Wednesday, October 05, 2005

one of those days

I'm sorry, all I've got today is the transcript of an email I sent last night, bad grammer and all, I was in a bit of a flap so go easy on me:

....It was fine until this evening, just, well Tuesday,
work, shopping, walking the dogs...I was late home and
I thought I'd give them a bit of a treat, so instead
of the usual walk I took them Forte Hall, one of the
places we'd normally go on a Sunday for a longer walk.
And I lost Toffee.

It's a park, maybe 2 miles from the house, not a
swings and roundabouts park but lakes, and woods and
lots of little pathways that back on to local
farmland. He's good now, he goes, disappears from
sight, he just loves undergrowth, but when I whistle
he comes back eventually. It wasn't always like that,
he used to disappear for ages and we’ve had a few
arguments, you know, but he hasn't done that for the
past 2 years.

Except tonight. He went, I whistled, we (me and
Charlie) carried on whistling, I clapped my hands,
shouted his name...by this time, if he's within
earshot he knows I'm annoyed and generally creeps
out of the undergrowth looking peevish and sorrowful.
But tonight he just didn't show up at all. We walked
for ages, then went back to the spot that we'd left,
just in case. I'd walked us down one of the footpaths
through the woods. And it goes dark now at around
7.30, seriously dark. They shut the park gates at
sunset...so I took Charlie back there and sure enough
the park keeper was hovering around the car looking
surly. I explained, and then parked the car outside, I
left Charlie in there, poor sod in the dark in the
car, and went back in.

It's cold too, I'm in a T-shirt, wandering around in
the dark in the woods, just calling and whistling. By
now he'd been gone for nearly an hour and a half.
There's a lane through a hedge, bordering one side,
and I was terrified perhaps that he might have been
run over, but there was no sign, I walked the entire
length and then pushed back through the hedge. I
walked two full circuits of the park, every path I
knew, and off the beaten track and ended up back in
the car park...where I'm sorry but it was well after
nine by now I just sat on the kerb and cried, I really
thought I'd lost him.

I thought I'd give it just one more go, there's a
stream that he loves, and I walked back down through
the woods to there, more in desperation than
expectation, but, well, you know? But he wasn't there
either. By now I was thinking almost as much of
Charlie locked in the car, when - yup, just when you'd
given up, the little bastard, sodden, mournful,
covered in brambles, just 10 feet off the path.

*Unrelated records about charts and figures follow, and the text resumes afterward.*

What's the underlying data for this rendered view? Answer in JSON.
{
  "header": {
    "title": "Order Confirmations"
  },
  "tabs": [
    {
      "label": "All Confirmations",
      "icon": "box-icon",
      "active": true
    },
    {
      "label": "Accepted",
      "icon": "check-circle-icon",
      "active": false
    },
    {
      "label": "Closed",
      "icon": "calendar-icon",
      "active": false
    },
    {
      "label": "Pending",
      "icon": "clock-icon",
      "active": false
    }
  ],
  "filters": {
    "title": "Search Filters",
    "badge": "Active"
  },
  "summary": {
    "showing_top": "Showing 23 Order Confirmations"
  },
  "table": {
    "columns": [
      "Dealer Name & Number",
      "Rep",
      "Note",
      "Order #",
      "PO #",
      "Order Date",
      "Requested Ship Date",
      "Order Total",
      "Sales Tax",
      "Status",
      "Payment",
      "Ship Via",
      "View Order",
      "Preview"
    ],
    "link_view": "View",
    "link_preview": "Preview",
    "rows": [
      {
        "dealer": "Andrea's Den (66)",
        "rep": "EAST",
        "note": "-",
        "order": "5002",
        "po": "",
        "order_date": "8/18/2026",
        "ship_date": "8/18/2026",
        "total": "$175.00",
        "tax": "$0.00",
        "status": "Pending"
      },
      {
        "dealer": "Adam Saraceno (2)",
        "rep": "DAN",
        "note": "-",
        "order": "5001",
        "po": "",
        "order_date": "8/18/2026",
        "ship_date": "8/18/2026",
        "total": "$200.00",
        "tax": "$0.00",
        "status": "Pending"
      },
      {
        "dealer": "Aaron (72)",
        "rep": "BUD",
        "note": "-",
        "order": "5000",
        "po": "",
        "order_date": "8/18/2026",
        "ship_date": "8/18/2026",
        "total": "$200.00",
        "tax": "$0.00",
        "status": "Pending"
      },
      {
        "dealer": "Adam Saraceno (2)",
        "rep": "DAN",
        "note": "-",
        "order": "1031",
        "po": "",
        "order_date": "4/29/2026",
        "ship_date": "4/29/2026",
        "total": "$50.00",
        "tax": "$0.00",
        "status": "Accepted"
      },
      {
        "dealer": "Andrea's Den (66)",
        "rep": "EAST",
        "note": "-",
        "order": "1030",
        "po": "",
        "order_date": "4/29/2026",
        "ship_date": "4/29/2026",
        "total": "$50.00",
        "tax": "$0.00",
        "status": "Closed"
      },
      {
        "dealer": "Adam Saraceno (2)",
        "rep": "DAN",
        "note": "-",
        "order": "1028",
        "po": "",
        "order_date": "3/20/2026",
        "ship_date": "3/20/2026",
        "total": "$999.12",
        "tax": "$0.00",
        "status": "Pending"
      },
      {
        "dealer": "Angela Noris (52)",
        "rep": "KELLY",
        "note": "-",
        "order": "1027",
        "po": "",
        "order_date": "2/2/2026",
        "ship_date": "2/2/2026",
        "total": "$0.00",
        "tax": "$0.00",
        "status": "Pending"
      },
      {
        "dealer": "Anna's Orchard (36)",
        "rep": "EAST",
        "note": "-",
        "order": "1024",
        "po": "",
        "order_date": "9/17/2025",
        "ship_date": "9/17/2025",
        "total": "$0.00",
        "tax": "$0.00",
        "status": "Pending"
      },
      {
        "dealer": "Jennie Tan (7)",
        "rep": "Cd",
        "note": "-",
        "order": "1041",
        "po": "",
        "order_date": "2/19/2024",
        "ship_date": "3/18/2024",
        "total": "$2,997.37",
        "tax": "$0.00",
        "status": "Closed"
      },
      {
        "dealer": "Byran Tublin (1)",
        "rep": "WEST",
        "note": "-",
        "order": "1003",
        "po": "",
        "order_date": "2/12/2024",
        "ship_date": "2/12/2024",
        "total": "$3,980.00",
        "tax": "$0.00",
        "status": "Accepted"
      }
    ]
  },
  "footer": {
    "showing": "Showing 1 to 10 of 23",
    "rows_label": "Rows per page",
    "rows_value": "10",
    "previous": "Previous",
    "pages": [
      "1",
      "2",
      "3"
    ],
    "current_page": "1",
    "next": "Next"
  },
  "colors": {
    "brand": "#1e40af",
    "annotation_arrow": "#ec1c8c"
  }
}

I couldn't do angry, I was so, so relieved, (I really
thought I'd lost him this time ######), just a
"c'mon", and I think he felt the same way too. We had
a very quite walk back to the car, and he went no
further than 3 feet away from me, he didn't wag his
tail until we got through our own front door, and he's
flaked out on the settee.

sigh, I mean big "sigh"

5 comments:

Wendy said...

Oh my heavens! I was on the edge of my seat the whole time I read that. I was praying and praying your dog would be fine. I've lost my own dog more than once, in our woods. He gets his nose down and just gets onto something, or he sees a deer or something and takes off like a lion on the hunt. (he's 26 lbs) So I'm EVER so glad you all made it home safely.

AJH said...

It is so heart wrenching when pets go missing. I've spent hours looking for mine. I once had a particularly clever Corgi who could escape a max security prison and now my mom has a small border collie who likes to take herself for walks in the park after clearing the 6 foot fence.
Thank goodness Toffee is back! Unhurt I hope.

Blondie... said...

Ah Colin... I'm sorry you had to go through this. I don't have any wonderful words to convey...I just wish you hadn't had a scare like that. Poor Toffee...Poor Colin.

Hugs & Kisses to Toffee for being ok... Hugs & Kisses to you and hopes that today is better!

I just know how close a pet gets to my heart and only a hug & kiss can console the scares like that.

Miladysa said...

Sigh!!!! I too was on the edge of my seat! I am soooo pleased Toffee is OK (& Charlie too). Quite appropriate post too because I have a little Jack Russell pup who is going to be 'chipped' tomorrow. (£23 I think it will be worth it.)

Wendy said...

I think I'll get my Simon chipped too. It's $75 in the states ... but I'd feel better. Simon is a Corgi/Sheltie cross. Curious little critters.